How Science & Technology cradles with one another!

Updated: Oct 27, 2020

Science and technology have a symbiotic relationship with one another, one cradles the other, and so it is obvious that the trend of scientific and technological development increases exponentially with time and testament to the fact is that there have been more scientific discoveries in the past 400 years than in the past 4000. This enables us to embark on a journey together, to relive and rediscover the science and technology that was essential at the time of discovery, but are now deemed obsolete by the very society that used them to develop itself into the global civilization that it is today.

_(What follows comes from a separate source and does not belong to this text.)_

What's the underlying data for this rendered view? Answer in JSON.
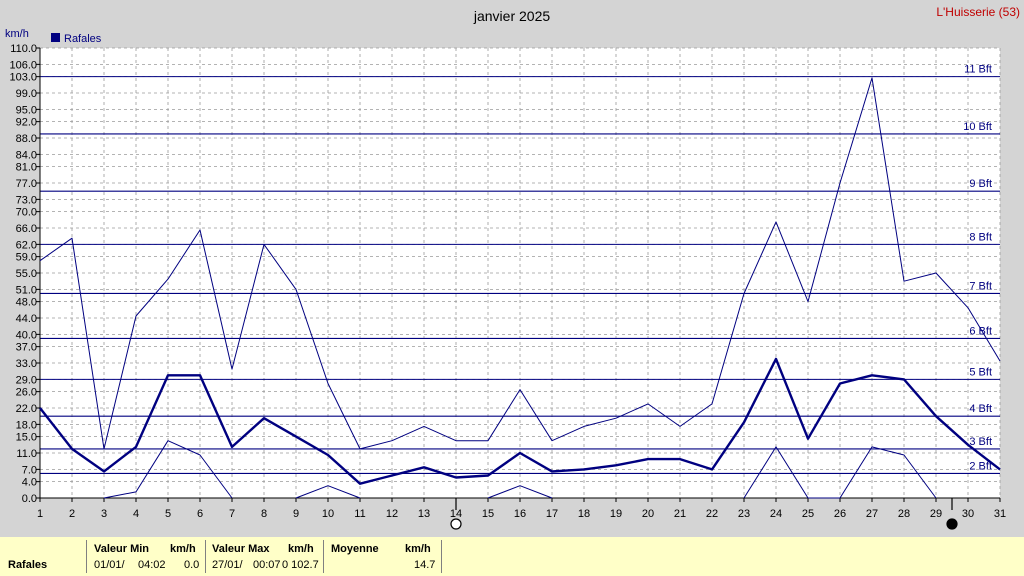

Our journey starts when the early man understood the need of light in protection from nocturnal animals, the need for warmth, and so fire was invented. The early human soon discovered, as helpful as fire is in keeping wild animals away, making food more delicious, it was also very dangerous and so had to be kept away from the self, this is where technology enters the scene. cavemen discovered that certain materials can light up faster than others and can be used to sustain the fire for longer, and so they realized that by holding on to a stick with fire at the other end serves the purpose of a probe that could be used to scare away animals and at the same time not hurt the person wielding the fire. Then, after centuries of tinkering with the idea of fire, by men and women far wiser than us, we have now an arsenal of tools that efficiently mimic every aspect of fire as well as display some qualities while others are not. The need for security, one has weapons, missiles, armors and so on. for the heat, one has pocket body warmers, air conditioning devices, for light, we now have floodlights, sound navigation ranging (SONAR) that eliminates the need for light completely, infrared imaging, that has the ability to let the user visualize and comprehend the objects that normal light could not reach, and so on. Our point is that if something as simple as fire could lead to so many inventions, most of which were not even intended for the same purpose as that of the fire, imagine extrapolating this to other concepts as well. This journey of ours is one that shifts and evolves with time itself, and hence has no end to it. Everyday, someone tinkering in some lab or workshop stumbles upon an idea that will change the course of human civilization only to realize that someone will find a better idea tomorrow that would either render their work meaningless or would build upon that idea. This in the long run would create a cascading effect which may not be apparent at the time but would definitely find its way into a stone tablet, parchment paper or a magazine like ours.